Дни текли медовым потоком, теряясь в мареве летнего зноя. Бесконечное загорание среди гудящих, пестрых толп отдыхающих и прогулки по гостиничному саду наскучили обоим на третий день. Недолго думая, они арендовали слабенький местный катер и, гордо отказавшись от помощи, отправились на поиски приключений, раз уж те сами не желали их искать. Учитывая, что с управлением оба были знакомы весьма приблизительно, поездка могла окончиться совсем бесславно, но все обошлось. Ханна любовалась горизонтом, жмурилась от брызг и, не переставая, вдохновенно говорила о том, как прекрасно Рокэ управляется с «этой чертовой лодкой» и как идет ему морской загар (красный и в пятнышку). Ее выгоравшие волосы слегка золотились под полуденным солнцем. Худощавые, жилистые ноги девушки, выглядывавшие из-под широких шорт, отчего-то наводили на мысли о молодом жеребенке.
Затаенная подальше от любопытных глаз бухточка обнаружилась случайно. С трех сторон ее огораживали седые, насупившиеся скалы; с четвертой плескалось вечное море. Плотная от соли, холодная вода сверкала под солнцем, как ограненный сапфир. Ханна бросилась в ее студеные объятия, чуть помедлив, вслед за Рокэ; холода она всегда немного боялась.
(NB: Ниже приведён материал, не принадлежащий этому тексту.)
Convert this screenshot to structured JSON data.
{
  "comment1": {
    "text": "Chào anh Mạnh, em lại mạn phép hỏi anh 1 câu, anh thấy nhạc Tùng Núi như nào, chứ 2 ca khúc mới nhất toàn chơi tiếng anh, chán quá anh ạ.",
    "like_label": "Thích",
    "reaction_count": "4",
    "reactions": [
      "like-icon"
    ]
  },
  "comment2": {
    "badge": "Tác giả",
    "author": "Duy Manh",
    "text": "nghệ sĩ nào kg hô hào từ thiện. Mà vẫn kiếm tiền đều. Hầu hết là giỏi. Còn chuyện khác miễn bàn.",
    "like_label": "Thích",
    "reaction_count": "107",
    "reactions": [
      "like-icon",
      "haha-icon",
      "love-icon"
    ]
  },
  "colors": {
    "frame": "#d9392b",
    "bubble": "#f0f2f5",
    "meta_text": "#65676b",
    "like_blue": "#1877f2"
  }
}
Наверное, можно было бы подойти и ближе к берегу, но было что-то восхитительное, кружащее голову в том, чтобы плыть вдвоем к пустынному пляжу, ныряя и прорезая бесконечную глубину, наслаждаясь долгожданной живой прохладой после часов утомительного солнцепека. Вынырнув из горьковатых волн, Ханна откинула со лба намокшие волосы, отдышалась, запрокидывая голову. Она блаженно растянулась на песке, подставляя лицо присмиревшему солнечному жару, смеялась чему-то вместе с Рокэ, целовала его соленые от воды губы. Одинокий катер покачивался на волнах белой птицей.
Дни летели бешеной стрелой, пущенной из лука. Оба окончательно махнули рукой на проторенные дорожки курортного отпуска, на терпеливые «солнечные ванны» и знакомства с постояльцами, проводя время то в изумрудной прохладе уединенных бухт, то в пропитанных грубой солью рыбацких тавернах, то в пропахших пылью, полынью и кожей лавках местных умельцев. Звезды влажно блестели, качаясь на ночных волнах, жарко пылали праздничные огни, прорезало тьму пламя факелов лихого танцовщика, волнительно и тревожно звенели гитарные струны. Ханна закрывала глаза, опьяненная огнем, луной, солнцем, танцами, любовью, верящая в бесконечный миг, что создана именно для этого – и ни для чего другого. Порой она то посмеивалась, то замирала от колкого страха, думая о том, что сказали бы родители, узнав, что она не прогуливается в этот момент по дорожкам приморского пансионата, а вдохновенно отплясывает с огнем под звон монет и одобрительные крики зевак. По правде говоря, Ханна и не ожидала, что кто-то захочет платить за это сомнительное зрелище…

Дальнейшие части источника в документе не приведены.